The Times of India's Sidddharth Varadarajan writes that Indian Foreign Minister Jaswant Singh's allegation—made at the height of the Kargil conflict—that the bodies of six dead Indian soldiers were "severely mutilated" by Pakistanis, was never substantiated. "Virtually every newspaper carried the gory details released by an Indian wire service without waiting for independent confirmation. Such confirmation never arrived… During the war itself, at least two newspapers received information that the allegation was highly exaggerated—probably only one of the bodies bore signs of mutilation. But the journalists who received the information, chose to remain silent."

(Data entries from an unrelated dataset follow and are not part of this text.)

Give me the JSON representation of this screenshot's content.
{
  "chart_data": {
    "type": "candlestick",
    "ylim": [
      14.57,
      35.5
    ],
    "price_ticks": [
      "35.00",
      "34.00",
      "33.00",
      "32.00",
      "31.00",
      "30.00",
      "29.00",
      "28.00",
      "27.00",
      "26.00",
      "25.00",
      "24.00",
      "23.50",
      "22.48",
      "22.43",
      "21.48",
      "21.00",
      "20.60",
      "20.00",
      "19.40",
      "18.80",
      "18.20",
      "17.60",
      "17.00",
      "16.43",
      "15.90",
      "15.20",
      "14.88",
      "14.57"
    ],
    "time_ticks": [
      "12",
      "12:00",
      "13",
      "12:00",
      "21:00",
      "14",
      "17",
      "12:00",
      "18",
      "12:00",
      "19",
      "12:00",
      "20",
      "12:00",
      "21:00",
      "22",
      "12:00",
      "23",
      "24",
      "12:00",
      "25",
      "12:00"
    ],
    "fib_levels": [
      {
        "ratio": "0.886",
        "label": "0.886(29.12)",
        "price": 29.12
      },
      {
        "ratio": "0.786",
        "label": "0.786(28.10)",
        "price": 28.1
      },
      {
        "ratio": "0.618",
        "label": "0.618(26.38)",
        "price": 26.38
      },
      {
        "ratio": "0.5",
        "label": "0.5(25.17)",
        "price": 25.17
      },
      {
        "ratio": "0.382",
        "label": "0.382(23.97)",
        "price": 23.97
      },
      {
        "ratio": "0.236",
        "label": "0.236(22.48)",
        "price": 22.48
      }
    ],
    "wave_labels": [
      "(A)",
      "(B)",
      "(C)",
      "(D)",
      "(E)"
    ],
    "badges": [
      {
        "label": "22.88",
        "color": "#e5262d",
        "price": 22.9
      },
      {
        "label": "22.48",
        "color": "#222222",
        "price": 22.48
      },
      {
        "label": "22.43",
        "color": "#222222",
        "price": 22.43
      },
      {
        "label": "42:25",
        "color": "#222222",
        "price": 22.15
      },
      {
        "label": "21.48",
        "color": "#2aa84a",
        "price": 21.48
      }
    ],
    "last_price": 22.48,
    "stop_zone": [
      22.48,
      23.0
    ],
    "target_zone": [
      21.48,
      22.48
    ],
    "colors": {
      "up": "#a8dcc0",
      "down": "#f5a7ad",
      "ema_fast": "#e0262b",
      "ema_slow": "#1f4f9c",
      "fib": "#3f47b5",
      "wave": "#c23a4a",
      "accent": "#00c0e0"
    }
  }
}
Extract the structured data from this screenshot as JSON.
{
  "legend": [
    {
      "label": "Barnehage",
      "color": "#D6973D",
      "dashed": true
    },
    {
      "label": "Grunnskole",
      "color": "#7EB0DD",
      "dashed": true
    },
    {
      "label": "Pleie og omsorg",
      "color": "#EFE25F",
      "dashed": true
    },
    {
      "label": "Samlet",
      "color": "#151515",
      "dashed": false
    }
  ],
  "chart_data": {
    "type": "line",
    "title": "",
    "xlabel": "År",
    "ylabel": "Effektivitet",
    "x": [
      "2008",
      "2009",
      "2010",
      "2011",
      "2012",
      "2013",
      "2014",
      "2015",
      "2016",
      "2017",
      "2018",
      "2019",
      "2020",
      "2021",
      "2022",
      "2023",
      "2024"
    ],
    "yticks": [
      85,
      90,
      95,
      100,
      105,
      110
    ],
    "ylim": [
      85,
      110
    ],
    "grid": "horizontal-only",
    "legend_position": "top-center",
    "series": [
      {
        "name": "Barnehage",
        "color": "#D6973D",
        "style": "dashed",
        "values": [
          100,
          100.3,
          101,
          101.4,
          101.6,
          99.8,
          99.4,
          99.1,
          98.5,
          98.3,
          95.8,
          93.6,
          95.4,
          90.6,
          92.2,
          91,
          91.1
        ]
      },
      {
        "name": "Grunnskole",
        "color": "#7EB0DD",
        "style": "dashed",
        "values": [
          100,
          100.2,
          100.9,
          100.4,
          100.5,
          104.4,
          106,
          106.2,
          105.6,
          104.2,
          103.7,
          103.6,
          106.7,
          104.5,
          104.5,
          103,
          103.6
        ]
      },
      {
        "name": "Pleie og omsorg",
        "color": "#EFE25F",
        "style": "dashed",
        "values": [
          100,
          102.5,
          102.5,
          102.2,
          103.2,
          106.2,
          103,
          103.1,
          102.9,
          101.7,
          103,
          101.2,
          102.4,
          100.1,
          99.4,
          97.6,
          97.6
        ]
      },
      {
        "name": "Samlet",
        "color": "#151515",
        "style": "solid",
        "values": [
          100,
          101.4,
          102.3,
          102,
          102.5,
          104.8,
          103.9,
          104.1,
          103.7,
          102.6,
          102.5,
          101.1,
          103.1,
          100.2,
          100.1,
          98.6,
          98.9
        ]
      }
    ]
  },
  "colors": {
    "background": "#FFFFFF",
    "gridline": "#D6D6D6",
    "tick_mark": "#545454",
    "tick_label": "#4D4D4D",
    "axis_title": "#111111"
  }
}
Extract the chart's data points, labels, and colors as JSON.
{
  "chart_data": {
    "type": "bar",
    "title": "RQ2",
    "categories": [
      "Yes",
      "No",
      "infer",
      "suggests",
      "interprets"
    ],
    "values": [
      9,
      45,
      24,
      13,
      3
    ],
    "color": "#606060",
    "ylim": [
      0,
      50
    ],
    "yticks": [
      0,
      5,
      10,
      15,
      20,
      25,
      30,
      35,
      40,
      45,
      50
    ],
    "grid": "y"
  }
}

Varadarajan has also revealed that a newspaper and a magazine received reports from its correspondents at the war-front that Indian soldiers had mutilated the dead bodies of Pakistani soldiers in retaliation. But after heated editorial debates, it was decided to kill these stories—at least until the fighting was over.

"The Indian media was on test as to how fairly it would report and interpret. But overall, it failed miserably," says columnist Praful Bidwai. "The general style of reports was: '50 Pakistanis killed and 11 gallant Indian soldiers laid down their lives'. So our boys became dedicated soldiers and Pakistanis barbarians; our leaders are mature politicians and theirs prisoners of dark forces. It is upto the government to say all that. Why should the media?"

N. Ram, editor of Frontline magazine, said that the distinction between the reporter and the armyman was blurred during the fighting. "Objectivity was the biggest casualty in the coverage of the Kargil conflict," according to another weekly, Outlook, which also said that journalists chose to become participants instead of remaining objective observers in the revered war correspondent tradition.

Analysts have also accused 'independent' TV news channels of becoming a propaganda wing of the state by suppressing the truth and glamourising war. Giving instances of censorship and manipulation, Bidwai said that recycled stock pictures were frequently presented as live footage.

Another commentator, Sagarika Ghose, wrote that no attempt was made by print or TV journalists "to scrutinise the role of the military from the citizens' point of view". TV, she said, has a duty to make sure that legions of jobless young men don't unthinkingly give themselves to the army in order to die for their country because of a false bravado. "We were shown [puzzlingly] brave parents promising to send more sons to the front if need be. What about parents who were sad? What about parents who cried and said I want this war to stop and I don't want my son to die?"

Analysts said that even if soldiers in Kargil couldn't voice their doubts about the war before television cameras, reporters should have dutifully paraphrased their fears to project a balanced picture. The Indian media also failed to question the official figure of 410 dead and 594 injured in six weeks of intense fighting in one of the world's most treacherous battlegrounds. "How is it possible that casualties on the Pakistani side were higher—as India claims—when they had all the advantage of higher ground? The Indians should have suffered higher casualties than the Pakistanis," said Arthur Max, New Delhi bureau chief of Associated Press.

Another senior journalist of The Times of India, Jug Suraiya criticised the coverage of the shooting of a Pakistani plane in the Kutch region soon after the Kargil conflict. Wrote Suraiya: "Was the wreckage of the Pakistani reconnaissance aircraft really retrieved from Indian territory or, as circumstantial evidence indicated, was it salvaged from across the border to give the prime minister a vote-catching photo opportunity?"

"The suppression of truth…and the dissemination of half-truths and innuendoes did not save lives. All it did was undermine the reputation of the Indian media," warned Varadarajan. Perhaps the most insightful comment came from Seema Mustafa, political editor of The Asian Age, who pointed out that the Kargil conflict exposed the warts and the moles the Indian media has managed to camouflage over the years.